Q: How are you settling into Amherst? As you said, it’s pretty different from New York.

A: It is different, but I really love it. It’s funny, I have a bit of a ready-made answer for you because I’ve had to speak about this a lot in the new faculty orientation events I’ve attended. But very honestly, there are many things in Amherst that have become anchors in this new life. We were talking about this earlier, but Amherst Cinema is really important to me. New York has a lot of independent cinemas, places like Film Forum and Metrograph, which I really treasured when I lived in the city. I was getting ready to let go of that when I moved here but then I discovered that Amherst has its own version, with truly fabulous programming. My wife and I try to go there often. We have seen five or six movies there so far this year including, most recently, Med Hondo’s “West Indies” and “Girls Will Be Girls,” a beautiful movie about a mother-daughter relationship by a young Indian filmmaker. That has really been one of the places that make Amherst home. I also run on the rail trail, which I realize everybody does, but it’s been great to step out of the house and be able to run surrounded by nature within a couple of minutes.

Another thing that has helped me think of Amherst as home in the last couple of months is this bookstore in Hadley called Grey Matter Books, which is such a gem. They have so many incredible books. Their foreign language section is surprisingly large and varied, and their Middle East studies collection is also excellent. They get batches of new books quite frequently, so I try to make a habit of going to check out what new things they have.

Q: As a young(er) faculty member, do you have any advice for students at Amherst?
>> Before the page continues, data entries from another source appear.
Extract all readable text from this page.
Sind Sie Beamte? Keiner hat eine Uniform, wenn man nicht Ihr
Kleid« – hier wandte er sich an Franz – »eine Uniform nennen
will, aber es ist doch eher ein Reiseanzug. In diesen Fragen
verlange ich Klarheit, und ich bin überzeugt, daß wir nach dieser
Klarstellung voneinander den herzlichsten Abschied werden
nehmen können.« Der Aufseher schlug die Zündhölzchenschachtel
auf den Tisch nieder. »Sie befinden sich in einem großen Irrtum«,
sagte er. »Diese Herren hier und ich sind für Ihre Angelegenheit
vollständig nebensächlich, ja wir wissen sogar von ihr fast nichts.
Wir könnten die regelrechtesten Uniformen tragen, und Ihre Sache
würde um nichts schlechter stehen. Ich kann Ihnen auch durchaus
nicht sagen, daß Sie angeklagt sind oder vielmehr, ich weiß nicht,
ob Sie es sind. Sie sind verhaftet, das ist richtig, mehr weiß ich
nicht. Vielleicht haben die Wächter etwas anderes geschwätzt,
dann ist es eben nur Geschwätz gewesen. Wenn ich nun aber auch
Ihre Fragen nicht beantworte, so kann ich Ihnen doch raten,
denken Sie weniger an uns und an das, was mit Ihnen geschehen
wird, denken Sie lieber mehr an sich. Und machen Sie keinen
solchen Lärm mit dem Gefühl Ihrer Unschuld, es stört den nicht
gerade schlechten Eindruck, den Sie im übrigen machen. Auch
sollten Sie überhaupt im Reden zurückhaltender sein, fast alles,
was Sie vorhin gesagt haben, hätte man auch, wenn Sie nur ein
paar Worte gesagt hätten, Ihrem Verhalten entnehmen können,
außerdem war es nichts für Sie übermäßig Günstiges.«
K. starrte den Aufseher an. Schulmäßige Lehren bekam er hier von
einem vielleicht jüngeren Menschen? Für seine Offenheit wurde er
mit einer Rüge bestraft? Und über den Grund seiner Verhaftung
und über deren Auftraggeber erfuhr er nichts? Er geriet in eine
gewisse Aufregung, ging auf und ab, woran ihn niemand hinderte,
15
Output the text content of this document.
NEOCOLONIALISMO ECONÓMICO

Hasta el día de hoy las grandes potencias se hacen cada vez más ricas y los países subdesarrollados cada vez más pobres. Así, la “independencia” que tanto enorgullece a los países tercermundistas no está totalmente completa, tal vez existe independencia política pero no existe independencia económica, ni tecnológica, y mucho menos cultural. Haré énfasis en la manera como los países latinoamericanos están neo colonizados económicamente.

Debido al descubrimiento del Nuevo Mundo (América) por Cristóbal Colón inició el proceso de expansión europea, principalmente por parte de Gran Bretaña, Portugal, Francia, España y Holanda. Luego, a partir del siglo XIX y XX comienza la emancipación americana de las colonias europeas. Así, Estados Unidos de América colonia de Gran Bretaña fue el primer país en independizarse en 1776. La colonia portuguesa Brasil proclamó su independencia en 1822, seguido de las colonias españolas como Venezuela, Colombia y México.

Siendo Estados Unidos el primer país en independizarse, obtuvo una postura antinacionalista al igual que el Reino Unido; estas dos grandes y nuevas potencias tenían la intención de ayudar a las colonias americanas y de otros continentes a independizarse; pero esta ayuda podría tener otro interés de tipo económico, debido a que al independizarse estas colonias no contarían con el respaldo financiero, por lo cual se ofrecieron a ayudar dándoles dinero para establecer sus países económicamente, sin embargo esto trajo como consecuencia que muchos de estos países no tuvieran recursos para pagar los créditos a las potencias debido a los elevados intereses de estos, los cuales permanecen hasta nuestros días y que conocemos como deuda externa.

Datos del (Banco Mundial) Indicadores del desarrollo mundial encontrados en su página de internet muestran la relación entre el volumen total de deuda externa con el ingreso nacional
A: I would say that it’s important to cast a wide net with your classes and to take classes that aren’t necessarily in one’s comfort zone or area of expertise. I really do think that’s crucial. I didn’t attend college in the U.S., so my college experience was skewed towards a number of disciplines starting freshman year. In my case, it was history and political science and I’m happy with that, but I think one of the tremendous benefits of a place like Amherst is that you can surprise yourself with your classes and with your choices, and let your personal interests guide you. That’s really a magical thing. Taking classes outside of your traditional area of interest is really important because it helps you cultivate your curiosity. I would also say try to get to know your professors. One of the best parts about studying at Amherst is the ability to get to know your professors and have a real intellectual rapport with them.